Stekton sighed. “Yes, Trixie.”

Pumpkin Cake breathed a sigh of relief in between gulps. They hadn’t found anything, meaning they still didn’t know how she cast the spell. Which meant that they still needed her to give them more data. Which meant that she got to live.

But they would think of new ways to test her, and they would come up with new sensors, maybe ones that could detect her magic. Or they’d use a different method than sensors to study her. She might not be safe forever.

Pumpkin walked back away from the tank and sat down. She would have to find a way to escape between now and when they no longer needed her. But she couldn’t do it using her current meager repertoire of a few spells. She would have to learn to cast more types of spells.

She sighed as she realized the enormity of the task. There were no spellbooks in here, no magic teachers. The only way that she would cast new spells would be if she experimented and figured them out herself, without any guidance or teaching, just as the great magical trail blazers like Starswirl and Twilight Sparkle did. Was Pumpkin really up to their caliber? Or was she just a one-trick pony?

Even if she could learn new magic all by herself, she would have to wait until the times when the magic suppression field was down, which was only when the researchers were trying to coax her into giving them data. Otherwise, she was left entirely powerless. So how could she learn whole new branches of magic, that she had never cast before, during limited windows of time?

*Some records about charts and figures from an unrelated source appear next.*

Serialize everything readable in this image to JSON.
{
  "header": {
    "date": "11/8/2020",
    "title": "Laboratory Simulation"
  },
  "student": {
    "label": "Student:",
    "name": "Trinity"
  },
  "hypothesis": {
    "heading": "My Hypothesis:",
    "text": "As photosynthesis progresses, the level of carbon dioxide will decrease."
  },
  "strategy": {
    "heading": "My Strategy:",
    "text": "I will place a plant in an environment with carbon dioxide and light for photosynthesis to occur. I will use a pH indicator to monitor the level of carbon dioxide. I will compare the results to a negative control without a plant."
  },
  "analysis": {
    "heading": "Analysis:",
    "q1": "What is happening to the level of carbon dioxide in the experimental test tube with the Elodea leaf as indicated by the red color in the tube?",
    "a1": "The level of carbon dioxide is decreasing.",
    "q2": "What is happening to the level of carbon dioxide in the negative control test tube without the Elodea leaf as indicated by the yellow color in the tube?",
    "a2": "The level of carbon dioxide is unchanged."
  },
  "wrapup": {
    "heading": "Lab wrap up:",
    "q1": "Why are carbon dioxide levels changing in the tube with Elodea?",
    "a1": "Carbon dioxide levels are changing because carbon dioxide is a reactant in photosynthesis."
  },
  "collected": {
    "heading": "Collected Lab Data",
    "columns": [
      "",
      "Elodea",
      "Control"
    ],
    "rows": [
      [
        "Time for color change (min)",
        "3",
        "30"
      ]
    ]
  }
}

Pumpkin set her head down on the concrete and closed her eyes. It was probably a flight of fancy.

But then she sat back up again. Trixie always talked about unicorn supremacy, about being the master race. What if there was some truth to it? Not the “kill inferior ponies” part, not the “surrogate parents” part. But what about the “a unicorn can do anything he sets his mind to” part? Surely those ideas must hold more water than the small tank that there were likely a dozen different spells she could have used to open. She could have hypnotized somepony into opening the tank, or shrunk herself down and teleported inside, or made the entire tank surrounding the water disappear into thin air, or turned into a dragon and crushed it in her talons, or froze the water inside and teleported out the ice block, if only she had known how.

In terms of sheer variety, unicorns as a race were certainly quite versatile, having many spells at their disposal. And yet Pumpkin had only mastered three. Maybe when Trixie said that Pumpkin was an embarrassment to the unicorn race, that was what she meant. Pumpkin had yet to live up to her potential, to her special talent in magic.

But from that moment on, Pumpkin decided, she would. She would use every spare second that she could to devise new spells, new ways of escape. And when the time was right, she would strike.